Maybe calling ACH bad isn’t a very nice thing to do, but there is an interesting symptom that is caused by using ACH that doesn’t fit with our modern world… time.
On average it takes three to seven business days for an ACH to clear. The key is business day. The ACH system, which stands for Automated Clearing House, doesn’t work on weekend and has most financial institutions that use the system has certain hours like 3pm where they cut off transaction for that day. Point towards the “bad” the ACH systems takes a lot of time to process.
In my initial statement the system doesn’t match with the modern world… Our lives are now used to real-time. If I want money transferred from one bank to another it can take up to five days to do that. Someone has the money for five days and it’s not me.
Follow The Process
I have always coached people that if you want to understand why something is the way it is… follow the process back to it original intent and that initial intent will explain why it exist. The ACH systems original intent was to help bank clear check in a faster and more efficient way.

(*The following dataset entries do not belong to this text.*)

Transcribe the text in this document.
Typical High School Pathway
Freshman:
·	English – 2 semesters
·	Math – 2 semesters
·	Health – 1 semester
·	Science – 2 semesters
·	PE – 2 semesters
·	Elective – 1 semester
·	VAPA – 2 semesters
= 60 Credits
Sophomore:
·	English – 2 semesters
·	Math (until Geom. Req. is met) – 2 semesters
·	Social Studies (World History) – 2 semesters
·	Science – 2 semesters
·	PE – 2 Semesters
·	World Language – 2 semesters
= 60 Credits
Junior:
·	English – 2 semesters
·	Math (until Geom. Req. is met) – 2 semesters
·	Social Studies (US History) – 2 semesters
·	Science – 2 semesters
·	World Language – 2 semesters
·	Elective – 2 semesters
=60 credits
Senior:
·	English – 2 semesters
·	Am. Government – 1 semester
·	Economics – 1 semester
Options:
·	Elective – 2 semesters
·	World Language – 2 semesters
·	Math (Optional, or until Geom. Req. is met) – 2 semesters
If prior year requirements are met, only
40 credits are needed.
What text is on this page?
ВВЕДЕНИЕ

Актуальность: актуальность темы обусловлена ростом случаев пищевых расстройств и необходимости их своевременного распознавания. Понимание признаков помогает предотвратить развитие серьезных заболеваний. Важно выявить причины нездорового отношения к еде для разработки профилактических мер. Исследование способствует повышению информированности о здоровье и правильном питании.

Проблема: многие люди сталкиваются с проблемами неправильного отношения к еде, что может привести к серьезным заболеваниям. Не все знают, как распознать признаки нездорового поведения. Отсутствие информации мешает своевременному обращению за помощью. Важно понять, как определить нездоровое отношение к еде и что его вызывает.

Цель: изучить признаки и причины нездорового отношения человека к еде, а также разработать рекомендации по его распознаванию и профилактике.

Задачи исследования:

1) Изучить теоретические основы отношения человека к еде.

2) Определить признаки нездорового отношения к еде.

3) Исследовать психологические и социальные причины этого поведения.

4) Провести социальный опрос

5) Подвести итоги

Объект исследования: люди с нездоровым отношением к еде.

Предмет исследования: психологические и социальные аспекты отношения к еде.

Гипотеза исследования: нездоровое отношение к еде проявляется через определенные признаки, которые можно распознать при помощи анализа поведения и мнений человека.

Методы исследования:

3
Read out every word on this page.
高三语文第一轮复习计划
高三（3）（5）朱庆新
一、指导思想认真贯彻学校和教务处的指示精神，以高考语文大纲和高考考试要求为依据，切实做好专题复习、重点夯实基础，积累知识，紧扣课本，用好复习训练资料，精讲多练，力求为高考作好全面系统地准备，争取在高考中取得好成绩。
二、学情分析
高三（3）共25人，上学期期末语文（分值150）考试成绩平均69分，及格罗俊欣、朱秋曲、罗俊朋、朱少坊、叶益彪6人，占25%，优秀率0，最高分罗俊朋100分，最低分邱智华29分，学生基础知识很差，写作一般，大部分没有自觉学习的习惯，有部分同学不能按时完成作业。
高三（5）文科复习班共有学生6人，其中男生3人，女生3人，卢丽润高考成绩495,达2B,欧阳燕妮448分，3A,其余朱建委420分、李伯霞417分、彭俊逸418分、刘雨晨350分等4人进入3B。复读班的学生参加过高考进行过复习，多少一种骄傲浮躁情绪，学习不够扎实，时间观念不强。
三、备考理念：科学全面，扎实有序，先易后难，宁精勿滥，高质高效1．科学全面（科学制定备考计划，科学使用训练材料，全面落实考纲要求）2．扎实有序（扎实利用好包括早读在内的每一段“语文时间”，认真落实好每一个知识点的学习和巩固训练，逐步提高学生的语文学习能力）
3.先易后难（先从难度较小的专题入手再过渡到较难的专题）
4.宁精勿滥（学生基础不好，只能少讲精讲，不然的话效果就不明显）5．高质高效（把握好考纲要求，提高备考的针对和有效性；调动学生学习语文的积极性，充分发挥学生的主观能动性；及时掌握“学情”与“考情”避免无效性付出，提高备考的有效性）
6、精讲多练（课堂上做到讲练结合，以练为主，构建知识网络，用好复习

In the late sixties – early seventies the primary mode of payment (especially through the mail) was check. When a check was received by a company, that company deposited it and the bank that received it had to give it to the issuing bank to make sure the funds were there. This required banks that weren’t geographically located in the same place to fly bags of checks and meet in secure location to exchange those bags of checks (I hope they had a code word they needed to use). The ACH system was created to digitize check information on a magnetic tape and the tapes were then transferred instead of the bags. The system improved over time to what it is today but the challenge is the system is built on very old technology in the programming language Cobol.
In 2012 the ACH system processed $36.9 Trillion dollars in transaction. The banking community that runs and oversees the system recently voted to update the system but the vote did not pass, mostly because the governance needs a super majority of seventy-five percent to change. The nays said that speed up the system could open it to fraud and misapplied transactions.
There will be a better way. ACH and electronic payments are ripe for suitable alternative like a credit card company, Bitcoins or a non-bank payment exchange. Whatever it is…. I can’t wait to find it!